Das Jahr, in dem Corona von China über Bergamo bis in den letzten Winkel der Welt seinen Schrecken entfaltete. „Ja, die Corona-Pandemie mit den Einschränkungen und Kontaktverboten hat wohl bei vielen Menschen einen Bewusstseinswandel eingeleitet. Damals haben viele diesen Sport und diese Freizeitaktivität für sich entdeckt. Angeln, das konnte man zu der Zeit allein machen. Da brauchte man keine Angst haben, gegen Auflagen zu verstoßen oder sich anzustecken. Das hat unserem Sport einen extremen Schub gegeben, auch und gerade bei den jüngeren Menschen.“

 

Nach der Corona-Pandemie – und das ist der zweite Grund für den unerwarteten Boom – kam die Inflation. Die gestiegenen Lebenshaltungskosten in fast allen Bereichen sorgten bei vielen Familien dafür, dass die Kosten für Freizeitaktivitäten auf den Prüfstand gestellt werden mussten. Ergebnis: Angeln ist relativ kostengünstig, man kann es nach den abgelegten Prüfungen einfach ausüben. In vielen ostdeutschen Bundesländern gibt es zudem eine relativ hohe Zahl an Anglervereinen.

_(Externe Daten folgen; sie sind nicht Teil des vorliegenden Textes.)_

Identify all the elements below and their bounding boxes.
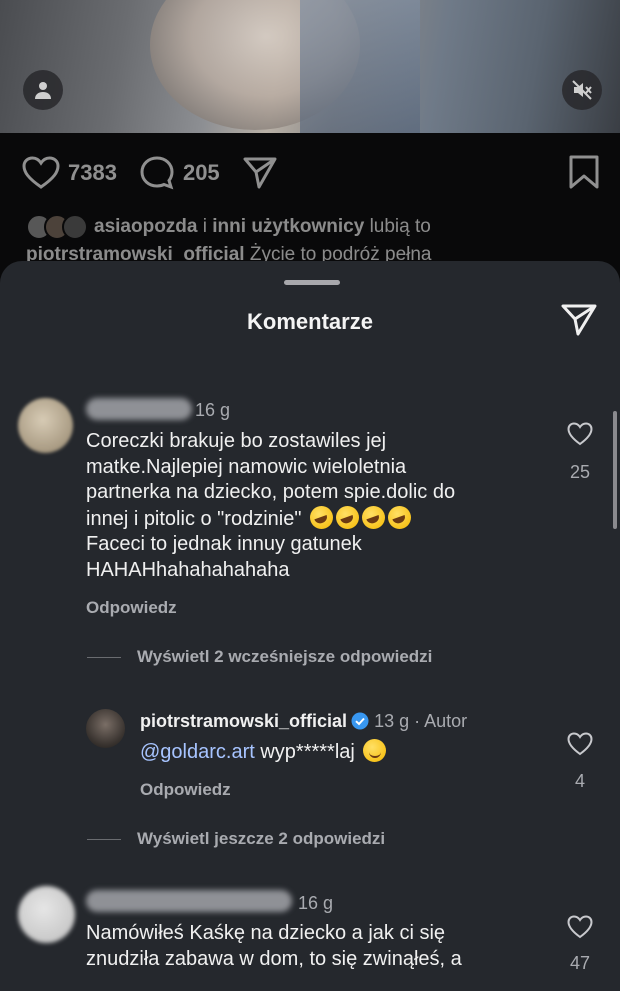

In Brandenburg sind es beispielsweise aktuell 1200 Vereine, die Lehrgänge, Prüfungen und gute Tipps für den richtigen Angelplatz anbieten. Mitglieder können hier auf etwa 16.000 Hektar die gut 20 Hauptfischarten wie Hecht, Zander und Barsch angeln.

 

Die Sehnsucht nach der Stille, der Natur

 

Fast noch wichtiger ist noch ein weiterer Punkt, der in Zeiten von Twitter, TikTok, in Zeiten von Konflikten und Kriegen immer bedeutsamer wird. Viele Menschen verspüren das Bedürfnis, zur Natur zurückzukehren. Die Stille genießen, sich auf sich und die Schönheit der Natur besinnen. „Angeln entschleunigt und ist vielleicht das letzte große Naturabenteuer in unserer Zivilisation“, bringt dies der Sprecher des Landesanglervereins in Potsdam auf den Punkt. 

 

Doch um diesen positiven Boom auf eine solide Basis zu stellen und ihn dauerhaft erlebbar auch für die nächste Generation zu machen, bedarf es einiger Anstrengungen. Die zunehmende Urbanisierung und der Flächenverbrauch durch Verkehr, Wirtschaft und Wohnraum bedrohen auch die schönsten Angelparadiese. Als mahnendes Beispiel steht hier der Spreewald. Durch den Wegfall des Bergbaus und den Wasserdurst der Städte wie Berlin, Dresden oder Potsdam werden in wenigen Jahren die Wasserpegel stark sinken. Genau dies soll aber nicht passieren im Seen-Paradies Brandenburg. Denn dann ist es schnell wieder vorbei mit dem stillen Glück am Angelhaken.